Advanced data science approach can identify new diabetes risk markers in African populations
- Beth Amato, Wits Faculty of Health Sciences
This could lead to more effective screening tailored to underrepresented groups in genetic research.

Data scientists at the Sydney Brenner Institute for Molecular Bioscience (SBIMB) at Wits University used innovative analytical methods to identify new risk factors associated with Type 2 diabetes in African populations.
Currently, the conventional approach to diabetes screening relies on research primarily conducted on people of European descent.
Why African data matters
According to a recent study in Nature Communications titled "A Stratification Method for Identifying Subgroups at High-Risk for Type 2 Diabetes in sub-Saharan Africa”, co-authored by SBIMB postdoctoral researcher Dr Kayode Adetunji, type 2 diabetes has typically been associated with high-income and Western lifestyles. With increasing urbanisation in Africa, we are moving toward more sedentary lifestyles, poor dietary choices and widening girths, all of which contribute to increased disease risk, with a projection that type 2 diabetes could reach a high of 853 million affected individuals worldwide by 2050.

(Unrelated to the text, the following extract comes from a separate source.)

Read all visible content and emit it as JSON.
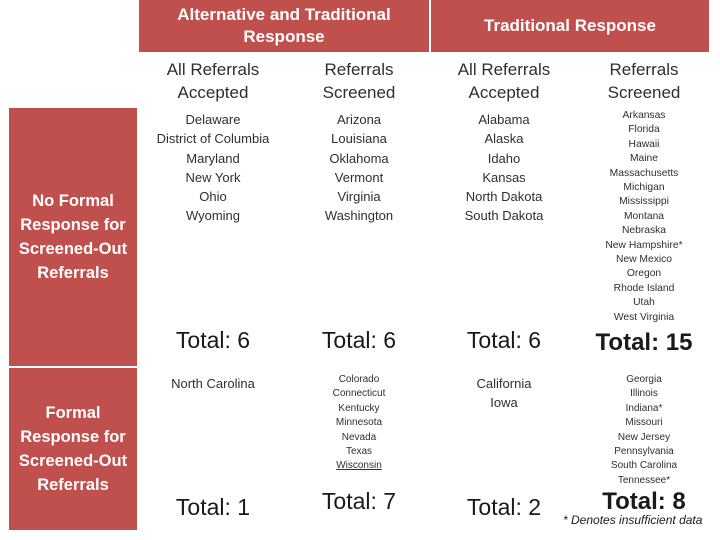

“Sub-Saharan Africa currently only represents 4% of global cases. But the region faces the steepest increase, at 142% by 2050, signalling an emerging public health crisis. What’s more, the true burden may be underrecognised in African contexts due to limited screening programmes and diagnostic resources,” explains Adetunji.
The study, published in Nature Communications, drew on data from multiple African sites, including those in Mpumalanga, South Africa, East Africa and West Africa, and applied a multidimensional scanning method and optimisation-based algorithms to identify subgroups of individuals with common risk profiles for type 2 diabetes.
The study challenges the reliance on screening guidelines based on populations from the Global North, refines screening criteria, and could reduce the number of people whose risk goes undetected.
"We're not saying that the current screening frameworks are bad," he said. "We're saying that we want to improve them. And to improve them for African communities, we have to rejig the approaches we're using," says Adetunji.
Finding hidden high-risk groups
Beyond diabetes, the team believes that the new methodology could have wide-ranging applications across health research. The analytical approach could help identify hidden high-risk groups for other diseases, for example, by applying the same framework to different datasets.
"We're thinking that if people get to understand this method, how it works, it can be applied across the board," said Adetunji. "We just have to replicate what we've done with understanding or discovering these new subgroups of people that are at high risk for type 2 diabetes and plug it into another dataset with other health conditions."
The work also highlights the growing importance of African-generated data and locally driven data science expertise. Historically, researchers on the continent have had limited access to large-scale health datasets, often relying on evidence generated elsewhere.
"We've always relied on the Global North to give us solutions," Adetunji noted. "But now that we have the data, we can address our questions and develop appropriate analytical tools. The tools are where data science comes in."
Turning African data into African health solutions
He believes building data science capacity will be critical to unlocking insights from Africa's expanding health datasets.
"Building capacity to understand data science and increasing the number of data scientists could be the most optimal way to get more insights from the data that we have now," he said.
Looking ahead, Adetunji plans to continue exploring how data science and machine learning could uncover hidden disease risks and improve population health.
"I'm interested in trying to understand how we find more people who are at high risk for certain diseases and have been hidden for a long time," he said.
“This study demonstrates the potential of innovative analytical approaches to reshape health screening strategies and ensure that African populations benefit from contextual data-driven science,” says Professor Michele Ramsay, director of the Sydney Brenner Institute for Molecular Bioscience at Wits.